TOKYO— Japan’s manufacturing activity grew for an 11th straight month in December, but at a slower pace than in the prior month as output and new order growth softened while cost pressures stayed elevated.
Businesses benefited from the weakening impact of the coronavirus pandemic as they shook off some of the drag of the health crisis, though new export sales growth eased amid a rise in COVID-19 cases in South Korea.
The final au Jibun Bank Japan Manufacturing Purchasing Managers’ Index (PMI) in December fell to 54.3 on a seasonally adjusted basis, easing from the previous month’s 54.5.
The figure, which compared with a 54.2 flash reading, still pointed to a solid improvement in operating conditions in the manufacturing sector.
“Domestic markets were buoyed by a gradual recovery from the COVID-19 pandemic,” said Usamah Bhatti, economist IHS Markit, which compiles the survey.
A recovery in parts supplies eased some of the strains in car manufacturing, even as high-tech chips remain in great demand around the world.
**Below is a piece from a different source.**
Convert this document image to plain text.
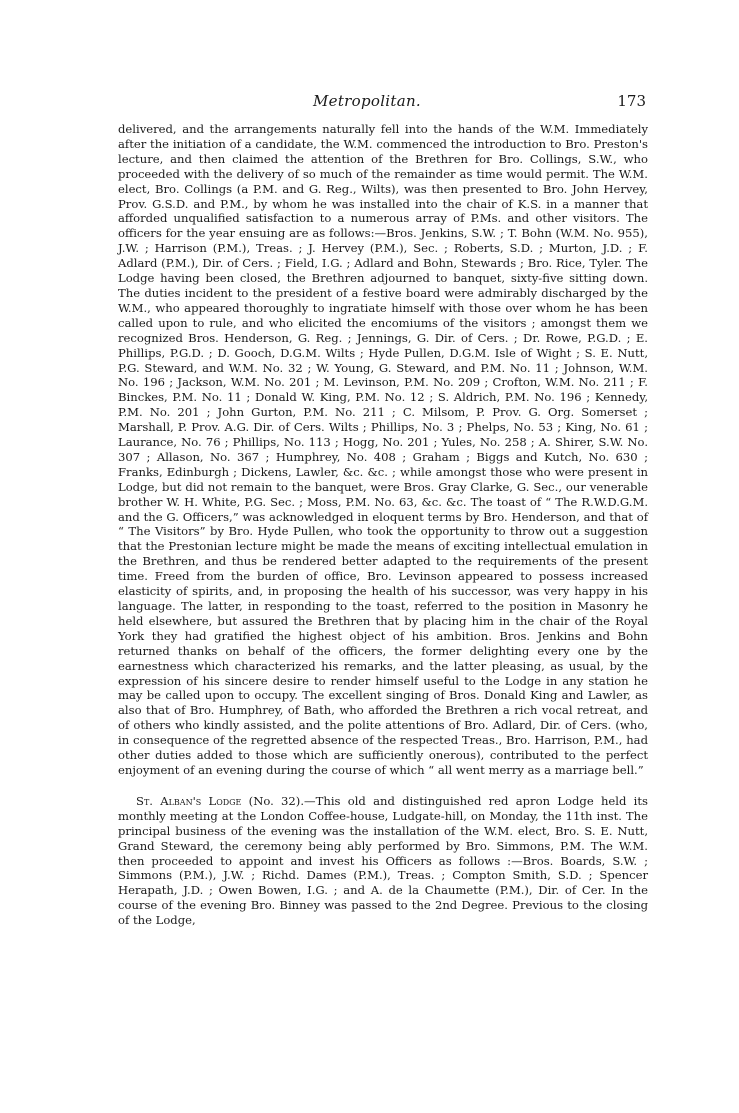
Metropolitan.	173

delivered, and the arrangements naturally fell into the hands of the W.M. Immediately after the initiation of a candidate, the W.M. commenced the introduction to Bro. Preston's lecture, and then claimed the attention of the Brethren for Bro. Collings, S.W., who proceeded with the delivery of so much of the remainder as time would permit. The W.M. elect, Bro. Collings (a P.M. and G. Reg., Wilts), was then presented to Bro. John Hervey, Prov. G.S.D. and P.M., by whom he was installed into the chair of K.S. in a manner that afforded unqualified satisfaction to a numerous array of P.Ms. and other visitors. The officers for the year ensuing are as follows:—Bros. Jenkins, S.W. ; T. Bohn (W.M. No. 955), J.W. ; Harrison (P.M.), Treas. ; J. Hervey (P.M.), Sec. ; Roberts, S.D. ; Murton, J.D. ; F. Adlard (P.M.), Dir. of Cers. ; Field, I.G. ; Adlard and Bohn, Stewards ; Bro. Rice, Tyler. The Lodge having been closed, the Brethren adjourned to banquet, sixty-five sitting down. The duties incident to the president of a festive board were admirably discharged by the W.M., who appeared thoroughly to ingratiate himself with those over whom he has been called upon to rule, and who elicited the encomiums of the visitors ; amongst them we recognized Bros. Henderson, G. Reg. ; Jennings, G. Dir. of Cers. ; Dr. Rowe, P.G.D. ; E. Phillips, P.G.D. ; D. Gooch, D.G.M. Wilts ; Hyde Pullen, D.G.M. Isle of Wight ; S. E. Nutt, P.G. Steward, and W.M. No. 32 ; W. Young, G. Steward, and P.M. No. 11 ; Johnson, W.M. No. 196 ; Jackson, W.M. No. 201 ; M. Levinson, P.M. No. 209 ; Crofton, W.M. No. 211 ; F. Binckes, P.M. No. 11 ; Donald W. King, P.M. No. 12 ; S. Aldrich, P.M. No. 196 ; Kennedy, P.M. No. 201 ; John Gurton, P.M. No. 211 ; C. Milsom, P. Prov. G. Org. Somerset ; Marshall, P. Prov. A.G. Dir. of Cers. Wilts ; Phillips, No. 3 ; Phelps, No. 53 ; King, No. 61 ; Laurance, No. 76 ; Phillips, No. 113 ; Hogg, No. 201 ; Yules, No. 258 ; A. Shirer, S.W. No. 307 ; Allason, No. 367 ; Humphrey, No. 408 ; Graham ; Biggs and Kutch, No. 630 ; Franks, Edinburgh ; Dickens, Lawler, &c. &c. ; while amongst those who were present in Lodge, but did not remain to the banquet, were Bros. Gray Clarke, G. Sec., our venerable brother W. H. White, P.G. Sec. ; Moss, P.M. No. 63, &c. &c. The toast of “ The R.W.D.G.M. and the G. Officers,” was acknowledged in eloquent terms by Bro. Henderson, and that of “ The Visitors” by Bro. Hyde Pullen, who took the opportunity to throw out a suggestion that the Prestonian lecture might be made the means of exciting intellectual emulation in the Brethren, and thus be rendered better adapted to the requirements of the present time. Freed from the burden of office, Bro. Levinson appeared to possess increased elasticity of spirits, and, in proposing the health of his successor, was very happy in his language. The latter, in responding to the toast, referred to the position in Masonry he held elsewhere, but assured the Brethren that by placing him in the chair of the Royal York they had gratified the highest object of his ambition. Bros. Jenkins and Bohn returned thanks on behalf of the officers, the former delighting every one by the earnestness which characterized his remarks, and the latter pleasing, as usual, by the expression of his sincere desire to render himself useful to the Lodge in any station he may be called upon to occupy. The excellent singing of Bros. Donald King and Lawler, as also that of Bro. Humphrey, of Bath, who afforded the Brethren a rich vocal retreat, and of others who kindly assisted, and the polite attentions of Bro. Adlard, Dir. of Cers. (who, in consequence of the regretted absence of the respected Treas., Bro. Harrison, P.M., had other duties added to those which are sufficiently onerous), contributed to the perfect enjoyment of an evening during the course of which “ all went merry as a marriage bell.”

St. Alban's Lodge (No. 32).—This old and distinguished red apron Lodge held its monthly meeting at the London Coffee-house, Ludgate-hill, on Monday, the 11th inst. The principal business of the evening was the installation of the W.M. elect, Bro. S. E. Nutt, Grand Steward, the ceremony being ably performed by Bro. Simmons, P.M. The W.M. then proceeded to appoint and invest his Officers as follows :—Bros. Boards, S.W. ; Simmons (P.M.), J.W. ; Richd. Dames (P.M.), Treas. ; Compton Smith, S.D. ; Spencer Herapath, J.D. ; Owen Bowen, I.G. ; and A. de la Chaumette (P.M.), Dir. of Cer. In the course of the evening Bro. Binney was passed to the 2nd Degree. Previous to the closing of the Lodge,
But foreign orders for Japanese manufactured goods saw their growth rate soften compared to the average for the year as a whole as a sharp rise in coronavirus infections, especially in South Korea, hurt demand, the survey showed.
Japan’s economy suffered from the global chip supply shortage in the third quarter of 2021, declining an annualized 3.6 percent in part due to a blow to output and exports in that quarter from production bottlenecks.
While output is expected to rebound in the final quarter last year, manufacturers’ average lead times across that period registered their worst quarterly performance since the survey began, Bhatti said.
“Though still optimistic, Japanese goods producers were wary of the continued impact of the pandemic and supply chain disruption, which resulted in confidence dipping to the softest since August,” he added.